PAZ E AMOR, BICHO! >> Albir José Inácio da Silva

 

– Paz e amor – ele disse.

Sentada no meio dos escombros ainda fumegantes, Tereza levantou a cabeça mas continuou de costas.

Luiz não sorria, mas sua voz era firme, sugerindo uma tranquilidade reforçada ainda pelos dois dedos levantados na saudação hippie.

Hippie que só agora conseguia ser, embora intimamente sempre o tivesse sido. Acreditava nos cabelos e barbas, nas comunidades, em sexo, drogas e rock’n’roll. Acreditava na paz e na contemplação.

No ano anterior devorou revistas e jornais sobre Woodstock, três dias e três noites no paraíso. Isso sim é que era vida. No Brasil os jovens só queriam saber de apanhar da polícia, fazer greve, ser torturados, sequestrar. Onde estava o amor? Onde o “make love, not war” que se gritava na Europa e nos Estados Unidos?

O problema é que ele era bancário. Nem jeans desbotado e camiseta podia usar. E ainda havia a maldita gravata, que ele colocava e tirava na frente do porteiro “e de quem mais quisesse ver”, numa rebeldia a que ninguém prestava atenção. Porque eram poucas as rebeldias a que tinha direito. Ainda mais depois do AI-5. Qualquer caminhada em grupo de madrugada podia ser confundida com subversão.

Tereza, ao contrário dele, até que conseguiu sentir o gostinho da liberdade. Estudante, jeans, camiseta, maconhazinha pra relaxar, sexo mais ou menos livre, mais ou menos culpado, mais ou menos  ruim.

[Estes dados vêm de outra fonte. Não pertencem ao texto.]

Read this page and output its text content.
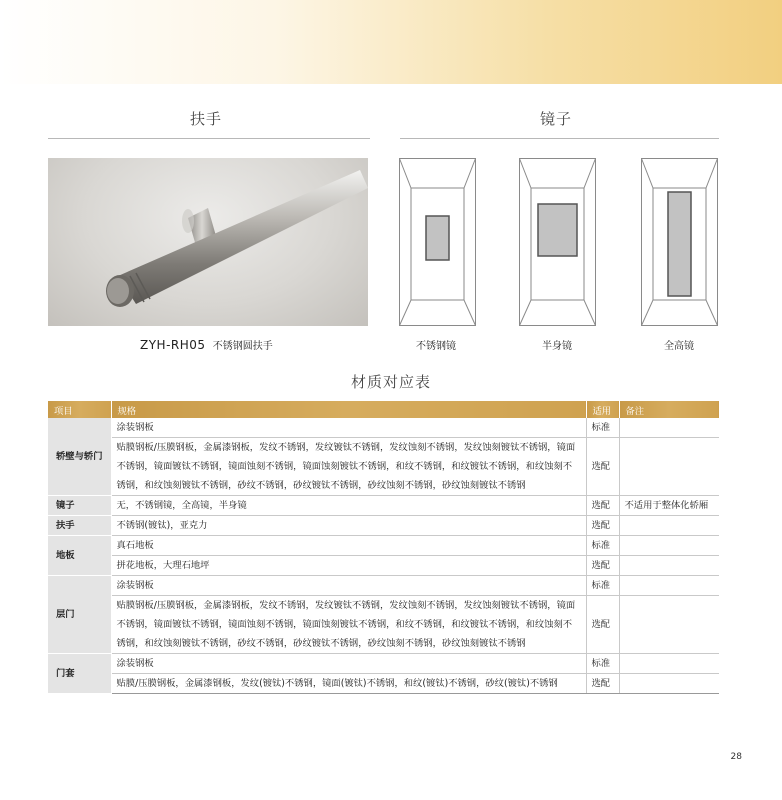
扶手
ZYH-RH05 不锈钢圆扶手
镜子
不锈钢镜	半身镜	全高镜
材质对应表
项目	规格	适用	备注
轿壁与轿门	涂装钢板	标准	
	贴膜钢板/压膜钢板，金属漆钢板，发纹不锈钢，发纹镀钛不锈钢，发纹蚀刻不锈钢，发纹蚀刻镀钛不锈钢，镜面不锈钢，镜面镀钛不锈钢，镜面蚀刻不锈钢，镜面蚀刻镀钛不锈钢，和纹不锈钢，和纹镀钛不锈钢，和纹蚀刻不锈钢，和纹蚀刻镀钛不锈钢，砂纹不锈钢，砂纹镀钛不锈钢，砂纹蚀刻不锈钢，砂纹蚀刻镀钛不锈钢	选配	
镜子	无，不锈钢镜，全高镜，半身镜	选配	不适用于整体化轿厢
扶手	不锈钢(镀钛)，亚克力	选配	
地板	真石地板	标准	
	拼花地板，大理石地坪	选配	
层门	涂装钢板	标准	
	贴膜钢板/压膜钢板，金属漆钢板，发纹不锈钢，发纹镀钛不锈钢，发纹蚀刻不锈钢，发纹蚀刻镀钛不锈钢，镜面不锈钢，镜面镀钛不锈钢，镜面蚀刻不锈钢，镜面蚀刻镀钛不锈钢，和纹不锈钢，和纹镀钛不锈钢，和纹蚀刻不锈钢，和纹蚀刻镀钛不锈钢，砂纹不锈钢，砂纹镀钛不锈钢，砂纹蚀刻不锈钢，砂纹蚀刻镀钛不锈钢	选配	
门套	涂装钢板	标准	
	贴膜/压膜钢板，金属漆钢板，发纹(镀钛)不锈钢，镜面(镀钛)不锈钢，和纹(镀钛)不锈钢，砂纹(镀钛)不锈钢	选配	
28
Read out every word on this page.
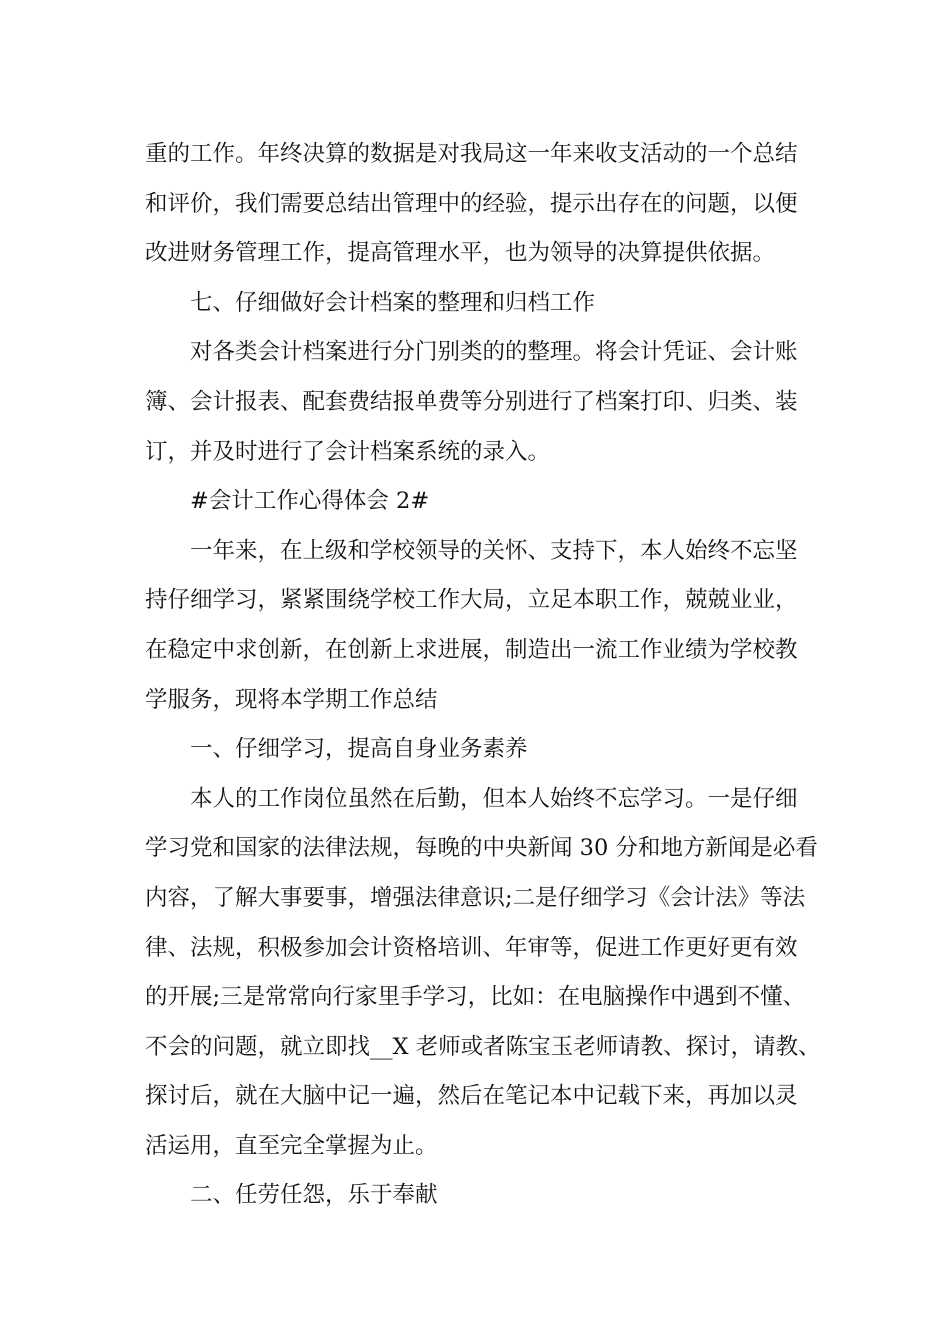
重的工作。年终决算的数据是对我局这一年来收支活动的一个总结
和评价，我们需要总结出管理中的经验，提示出存在的问题，以便
改进财务管理工作，提高管理水平，也为领导的决算提供依据。
七、仔细做好会计档案的整理和归档工作
对各类会计档案进行分门别类的的整理。将会计凭证、会计账
簿、会计报表、配套费结报单费等分别进行了档案打印、归类、装
订，并及时进行了会计档案系统的录入。
#会计工作心得体会 2#
一年来，在上级和学校领导的关怀、支持下，本人始终不忘坚
持仔细学习，紧紧围绕学校工作大局，立足本职工作，兢兢业业，
在稳定中求创新，在创新上求进展，制造出一流工作业绩为学校教
学服务，现将本学期工作总结
一、仔细学习，提高自身业务素养
本人的工作岗位虽然在后勤，但本人始终不忘学习。一是仔细
学习党和国家的法律法规，每晚的中央新闻 30 分和地方新闻是必看
内容，了解大事要事，增强法律意识;二是仔细学习《会计法》等法
律、法规，积极参加会计资格培训、年审等，促进工作更好更有效
的开展;三是常常向行家里手学习，比如：在电脑操作中遇到不懂、
不会的问题，就立即找__X 老师或者陈宝玉老师请教、探讨，请教、
探讨后，就在大脑中记一遍，然后在笔记本中记载下来，再加以灵
活运用，直至完全掌握为止。
二、任劳任怨，乐于奉献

E foi assim que se encontraram. Ela na escadaria da Faculdade exercendo toda a sua hippisse. Ele, em frente ao Banco, gravata enrolada na mão e palito na boca, olhando aquele bando de estudantes na paz e no amor. Todos os dias. E se falaram, e se gostaram, e se casaram, apressados pela família, antes que a barriga deformasse o vestido de noiva.

Naqueles tempos bicudos, rebeldia tinha consequências. Erros nas contas, atrasos e opiniões contrárias ao sistema, aliados ao milagre econômico que já fazia suas vítimas, acabaram por colocar Luiz no olho da rua.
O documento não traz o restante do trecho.